Le séisme de la pandémie, l’arrêt forcé des économies, puis l’instabilité et les incertitudes qui en ont résulté, constituent un « big one » mondial qui surprend par son ampleur, donnant le vertige avec un coût dépassant 10 000 milliards de dollars financé par une dette des Etats dont le remboursement interroge l’intelligentsia de l’économie mondiale.

Dans l’hexagone, la pandémie impacte sans aucun doute le marché de l’emploi, même si les mesures gouvernementales de soutien de l’économie et d’indemnisation du chômage partiel, qui ont coûté 200 milliards d’euros, soit 8 points de PIB, ont permis d’éviter le pire en 2020… Mais avec un décalage probable des conséquences sur deux ans, le nombre de PSE (plan de sauvegarde de l’emploi, ndlr) commençant à augmenter, progressivement pour le moment. 

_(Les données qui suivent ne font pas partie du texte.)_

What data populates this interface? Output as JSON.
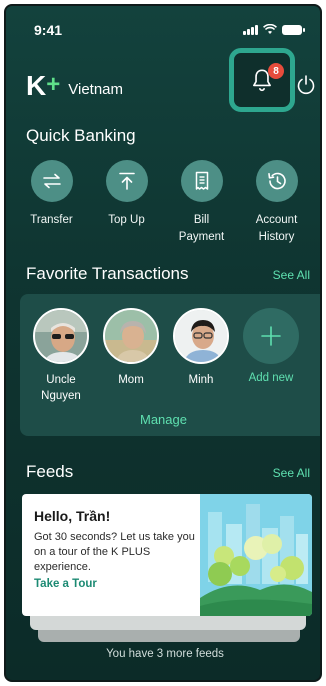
{
  "status_bar": {
    "time": "9:41"
  },
  "header": {
    "brand_letter": "K",
    "brand_plus": "+",
    "country": "Vietnam",
    "notification_count": "8"
  },
  "quick_banking": {
    "title": "Quick Banking",
    "items": [
      {
        "label": "Transfer",
        "icon": "transfer-icon"
      },
      {
        "label": "Top Up",
        "icon": "top-up-icon"
      },
      {
        "label": "Bill\nPayment",
        "icon": "bill-icon"
      },
      {
        "label": "Account\nHistory",
        "icon": "history-icon"
      }
    ]
  },
  "favorites": {
    "title": "Favorite Transactions",
    "see_all": "See All",
    "contacts": [
      {
        "name": "Uncle\nNguyen"
      },
      {
        "name": "Mom"
      },
      {
        "name": "Minh"
      }
    ],
    "add_label": "Add new",
    "manage": "Manage"
  },
  "feeds": {
    "title": "Feeds",
    "see_all": "See All",
    "card": {
      "title": "Hello, Trần!",
      "body": "Got 30 seconds? Let us take you on a tour of the K PLUS experience.",
      "link": "Take a Tour"
    },
    "more": "You have 3 more feeds"
  },
  "colors": {
    "accent": "#5fe0b0",
    "brand_green": "#5fe08a",
    "highlight": "#2ea78f",
    "badge": "#e74c3c"
  }
}
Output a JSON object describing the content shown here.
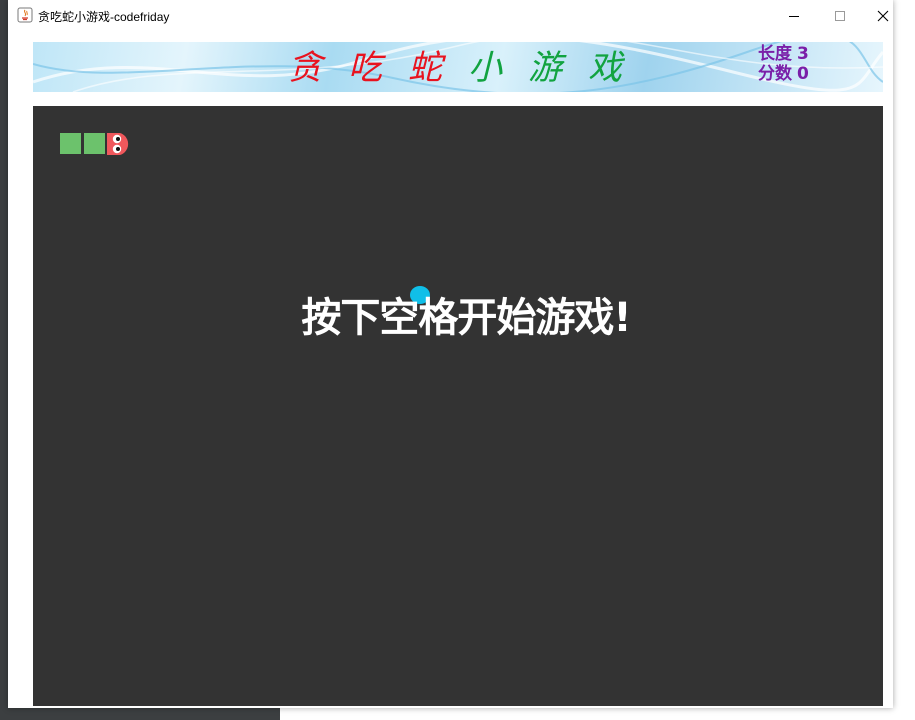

En matière d’emploi des cadres, après une année 2020 dont on ne se sait encore si « on a sauvé les meubles » avec le recrutement de 200 000 cadres de tous les horizons – soit tout de même -29 % par rapport aux 281 300 de 2019, ou si la chute atteindra 40 % à 170.000, le nombre de cadres en France – de l’ordre de 4 millions – pourrait bien reculer pour la première fois depuis 1993, les embauches en baisse, risquant de ne pas compenser les départs naturels et les licenciements en 2021, indiquait l’Apec en ce début d’année en attendant son bilan courant avril…

 

Quatre piliers

Chez DVA Executive Search, nous étions très bien partis après une année 2019 contrastée (selon les secteurs – record dans la promotion, forte chute dans les autres métiers – et selon la période – bonne reprise au dernier trimestre, globalement médiocre et décevant les neuf premiers mois -) et une année 2018 au plus haut !   

Dans ce contexte, nous avons vécu une année 2020 en quatre phases : deux premiers mois très prometteurs, générant un premier trimestre supérieur de 33 % à 2019, effondrement au second trimestre à la suite du confinement total (-69 %), fort rebond au troisième trimestre, confirmé au dernier trimestre par un chiffre d’affaire signé équivalent à celui de 2019. Globalement nous avons rattrapé en grande partie le retard en fin d’année 2020, terminant à -6 % en chiffre d’affaires signé par rapport à 2019. 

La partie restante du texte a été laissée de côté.